U.S. home prices increased 0.1% on an adjusted basis in April compared with March and increased 5.0% compared with April 2015, according to the S&P/Case-Shiller Home Price Indices.
The index’s 10-city composite increased 0.3%, on an adjusted basis, compared with March and increased 4.7% compared with April 2015. The 20-city composite increased 0.5% month over month and 5.4% year over year.
On an unadjusted basis, the national index increased 1.0% month over month. The 10-city composite increased 1.0% compared with March, and the 20-city composite posted a 1.1% increase.
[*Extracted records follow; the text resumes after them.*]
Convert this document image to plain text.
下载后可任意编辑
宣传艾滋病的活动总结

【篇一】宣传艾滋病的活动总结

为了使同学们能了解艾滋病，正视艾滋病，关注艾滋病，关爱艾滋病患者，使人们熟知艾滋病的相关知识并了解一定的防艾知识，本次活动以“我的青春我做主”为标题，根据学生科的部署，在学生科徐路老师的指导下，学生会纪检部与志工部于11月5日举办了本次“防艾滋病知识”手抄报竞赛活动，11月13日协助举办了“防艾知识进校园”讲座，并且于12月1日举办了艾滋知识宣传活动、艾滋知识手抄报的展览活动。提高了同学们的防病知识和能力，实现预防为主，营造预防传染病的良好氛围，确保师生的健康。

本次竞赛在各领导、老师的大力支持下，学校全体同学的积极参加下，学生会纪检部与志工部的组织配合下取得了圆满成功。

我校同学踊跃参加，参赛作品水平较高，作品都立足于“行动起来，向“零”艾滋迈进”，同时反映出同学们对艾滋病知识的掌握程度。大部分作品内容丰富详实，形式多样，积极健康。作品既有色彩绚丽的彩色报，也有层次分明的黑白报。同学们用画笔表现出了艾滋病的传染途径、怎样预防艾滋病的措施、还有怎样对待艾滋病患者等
After seasonal adjustment, 15 cities saw prices rise, two cities were unchanged, and three cities experienced negative monthly price changes. Portland, Ore.; Seattle; and Denver reported the highest year-over-year gains among the 20 cities.
Portland saw its home prices increase 12.3%, year over year, followed by Seattle at 10.7% and Denver with a 9.5% increase.
“The housing sector continues to turn in a strong price performance, with the S&P/Case-Shiller National Index rising at a five percent or greater annual rate for six consecutive months,” says David M. Blitzer, managing director and chairman of the index committee at S&P Dow Jones Indices. “The home price increases reflect the low unemployment rate, low mortgage interest rates and consumers’ generally positive outlook. One result is that an increasing number of cities have surpassed the high prices seen before the Great Recession. Currently, seven cities – Denver; Dallas; Portland, Ore.; San Francisco; Seattle; Charlotte, [N.C.]; and Boston – are setting new highs.
“However, the outlook is not without a lot of uncertainty and some risk,” Blitzer adds. “Last week’s vote by Great Britain to leave the European Union is the most recent political concern, while the U.S. elections in the fall raise uncertainty and will distract home buyers and investors in the coming months.
“The details in the S&P/Case-Shiller Home Price data also hint at possible softness,” he continues. “Seasonally adjusted figures in the report show that three cities saw lower prices in April compared to only one city in March. Among the 20 cities, 16 saw either declines or smaller increases in monthly prices in the seasonally adjusted numbers.”